During a concluding assembly in March, delegates overwhelmingly passed measures to change Church practices based on transgender ideology and to push the universal Church to ordain women to the sacramental diaconate.
Delegates also voted to adopt same-sex blessings, normalize lay preaching, and ask Rome to “reexamine” the discipline of priestly celibacy.
While the Germans pushed forward with these controversial measures, the assembly held back from crossing a line laid down by the Vatican concerning the establishment of synodal councils at the national, diocesan, and parochial levels.

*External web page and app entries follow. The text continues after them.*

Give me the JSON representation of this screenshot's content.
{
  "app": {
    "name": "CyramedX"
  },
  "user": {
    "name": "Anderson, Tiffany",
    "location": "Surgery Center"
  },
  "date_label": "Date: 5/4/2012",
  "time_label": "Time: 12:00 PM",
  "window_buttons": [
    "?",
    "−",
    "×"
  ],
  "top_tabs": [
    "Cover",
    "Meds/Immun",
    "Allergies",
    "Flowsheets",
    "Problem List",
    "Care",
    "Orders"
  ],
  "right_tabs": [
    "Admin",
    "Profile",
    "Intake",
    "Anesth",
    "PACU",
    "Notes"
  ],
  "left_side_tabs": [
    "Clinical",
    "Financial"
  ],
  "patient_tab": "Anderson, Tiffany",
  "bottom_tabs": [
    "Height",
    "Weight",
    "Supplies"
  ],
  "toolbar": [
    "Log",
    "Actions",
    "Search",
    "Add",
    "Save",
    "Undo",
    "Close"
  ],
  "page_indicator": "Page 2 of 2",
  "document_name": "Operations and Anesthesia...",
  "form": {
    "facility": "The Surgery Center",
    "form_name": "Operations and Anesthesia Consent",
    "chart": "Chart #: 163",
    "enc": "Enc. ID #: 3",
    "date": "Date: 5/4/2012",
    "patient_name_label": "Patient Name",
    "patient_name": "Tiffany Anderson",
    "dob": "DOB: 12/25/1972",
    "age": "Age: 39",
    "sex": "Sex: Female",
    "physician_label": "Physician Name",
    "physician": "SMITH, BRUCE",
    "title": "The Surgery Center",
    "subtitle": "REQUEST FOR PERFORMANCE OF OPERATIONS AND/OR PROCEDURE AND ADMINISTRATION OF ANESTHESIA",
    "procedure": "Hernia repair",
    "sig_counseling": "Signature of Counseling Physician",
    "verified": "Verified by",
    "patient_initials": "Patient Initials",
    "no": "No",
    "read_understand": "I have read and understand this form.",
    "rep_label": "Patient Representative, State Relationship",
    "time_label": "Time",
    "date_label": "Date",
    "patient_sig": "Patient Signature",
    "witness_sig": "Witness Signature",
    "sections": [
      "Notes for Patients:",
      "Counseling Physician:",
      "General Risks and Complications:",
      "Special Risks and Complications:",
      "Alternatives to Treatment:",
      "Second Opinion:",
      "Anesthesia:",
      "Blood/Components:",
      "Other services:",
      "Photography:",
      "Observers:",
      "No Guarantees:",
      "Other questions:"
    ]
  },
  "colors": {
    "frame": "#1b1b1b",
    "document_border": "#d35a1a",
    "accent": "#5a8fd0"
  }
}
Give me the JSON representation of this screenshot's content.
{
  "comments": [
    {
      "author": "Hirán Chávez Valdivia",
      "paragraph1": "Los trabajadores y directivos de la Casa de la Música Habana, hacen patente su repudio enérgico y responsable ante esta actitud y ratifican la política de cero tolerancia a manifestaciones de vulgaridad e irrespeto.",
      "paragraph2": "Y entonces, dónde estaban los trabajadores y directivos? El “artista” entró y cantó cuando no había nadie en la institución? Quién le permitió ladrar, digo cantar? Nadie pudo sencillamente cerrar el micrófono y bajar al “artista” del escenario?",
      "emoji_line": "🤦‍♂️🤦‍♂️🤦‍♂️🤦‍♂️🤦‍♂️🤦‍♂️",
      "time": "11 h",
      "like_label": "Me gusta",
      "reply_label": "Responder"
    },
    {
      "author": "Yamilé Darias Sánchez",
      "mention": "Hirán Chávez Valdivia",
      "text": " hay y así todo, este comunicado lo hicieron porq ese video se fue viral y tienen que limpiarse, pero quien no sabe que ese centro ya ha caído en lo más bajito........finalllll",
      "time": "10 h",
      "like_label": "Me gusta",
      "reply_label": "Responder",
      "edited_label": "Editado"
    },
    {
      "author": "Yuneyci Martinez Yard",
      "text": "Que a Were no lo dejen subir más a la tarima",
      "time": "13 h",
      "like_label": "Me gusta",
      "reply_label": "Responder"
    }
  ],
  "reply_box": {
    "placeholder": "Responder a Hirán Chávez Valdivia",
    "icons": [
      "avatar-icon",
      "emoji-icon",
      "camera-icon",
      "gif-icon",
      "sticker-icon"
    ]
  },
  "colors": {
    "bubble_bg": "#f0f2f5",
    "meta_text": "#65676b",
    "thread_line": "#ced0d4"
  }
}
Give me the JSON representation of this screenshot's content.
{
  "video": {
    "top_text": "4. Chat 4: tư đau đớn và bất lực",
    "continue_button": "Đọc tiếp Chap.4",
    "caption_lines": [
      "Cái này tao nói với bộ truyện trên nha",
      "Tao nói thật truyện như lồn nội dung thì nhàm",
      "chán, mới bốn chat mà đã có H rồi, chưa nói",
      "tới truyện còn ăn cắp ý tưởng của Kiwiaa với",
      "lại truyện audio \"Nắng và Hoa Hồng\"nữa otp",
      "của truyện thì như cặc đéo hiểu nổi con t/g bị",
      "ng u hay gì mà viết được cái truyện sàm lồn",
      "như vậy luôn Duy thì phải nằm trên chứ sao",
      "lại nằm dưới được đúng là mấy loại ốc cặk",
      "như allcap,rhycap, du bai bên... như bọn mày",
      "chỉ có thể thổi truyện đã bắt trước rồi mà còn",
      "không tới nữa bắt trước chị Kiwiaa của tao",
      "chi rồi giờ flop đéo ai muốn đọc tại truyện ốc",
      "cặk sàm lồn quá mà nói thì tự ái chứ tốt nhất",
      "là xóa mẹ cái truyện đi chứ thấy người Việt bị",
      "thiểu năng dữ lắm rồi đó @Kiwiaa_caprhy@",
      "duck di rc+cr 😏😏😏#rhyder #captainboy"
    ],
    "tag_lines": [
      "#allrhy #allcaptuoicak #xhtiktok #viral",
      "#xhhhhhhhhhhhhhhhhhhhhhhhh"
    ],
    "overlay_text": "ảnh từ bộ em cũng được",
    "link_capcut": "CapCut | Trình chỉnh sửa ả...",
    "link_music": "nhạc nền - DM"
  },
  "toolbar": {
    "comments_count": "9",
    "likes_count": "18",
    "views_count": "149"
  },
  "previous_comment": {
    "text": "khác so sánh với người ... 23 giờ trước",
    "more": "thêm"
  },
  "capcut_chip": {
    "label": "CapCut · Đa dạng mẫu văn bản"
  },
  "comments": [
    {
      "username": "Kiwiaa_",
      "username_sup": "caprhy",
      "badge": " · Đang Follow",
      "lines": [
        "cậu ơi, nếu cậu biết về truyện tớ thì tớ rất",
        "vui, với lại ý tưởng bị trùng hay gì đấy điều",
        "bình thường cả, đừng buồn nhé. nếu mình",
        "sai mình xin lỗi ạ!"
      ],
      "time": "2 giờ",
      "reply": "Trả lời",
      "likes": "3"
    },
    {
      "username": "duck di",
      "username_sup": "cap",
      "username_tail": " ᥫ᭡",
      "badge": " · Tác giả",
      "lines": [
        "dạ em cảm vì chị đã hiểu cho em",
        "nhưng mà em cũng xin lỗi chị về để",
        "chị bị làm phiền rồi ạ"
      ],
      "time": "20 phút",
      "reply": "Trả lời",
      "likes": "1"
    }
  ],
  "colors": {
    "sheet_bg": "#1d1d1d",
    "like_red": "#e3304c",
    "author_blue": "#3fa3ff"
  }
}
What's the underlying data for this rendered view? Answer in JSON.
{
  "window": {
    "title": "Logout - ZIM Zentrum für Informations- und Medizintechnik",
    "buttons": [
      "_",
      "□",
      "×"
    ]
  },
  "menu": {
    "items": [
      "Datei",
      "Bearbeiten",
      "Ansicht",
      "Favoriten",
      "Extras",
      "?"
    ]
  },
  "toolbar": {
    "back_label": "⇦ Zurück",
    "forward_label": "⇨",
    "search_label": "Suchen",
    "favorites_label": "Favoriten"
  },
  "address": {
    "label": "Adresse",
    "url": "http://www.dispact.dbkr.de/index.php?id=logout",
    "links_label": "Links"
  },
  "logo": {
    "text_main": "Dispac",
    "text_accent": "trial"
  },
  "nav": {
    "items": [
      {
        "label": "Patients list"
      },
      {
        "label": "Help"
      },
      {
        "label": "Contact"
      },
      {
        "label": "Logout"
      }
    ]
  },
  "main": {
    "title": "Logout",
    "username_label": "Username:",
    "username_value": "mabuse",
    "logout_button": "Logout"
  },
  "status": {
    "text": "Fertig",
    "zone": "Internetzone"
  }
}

The Vatican has said the synodal council model, which involves shared governance between bishops and the laity, is not consistent with Catholic ecclesiology.
Pope Francis and the Vatican have intervened repeatedly in the Synodal Way, as have a large number of bishops and theologians, both from Germany and around the world, raising serious concerns about many aspects of the process.
Francis wrote a letter to all Catholics in Germany in June 2019 warning of a “belief that the best response to the many problems and shortcomings that exist is to reorganize things, change them, and ‘put them back together’ to bring order and make ecclesial life easier.”
The Germans who attended the July 26 discussions at the Vatican were Bishops Georg Bätzing, Stephan Ackermann, Michael Gerber, Bertram Meier, and Franz-Josef Overbeck. The bishops’ conference secretary general, Beate Gilles, and spokesperson, Matthias Kopp, were also in attendance.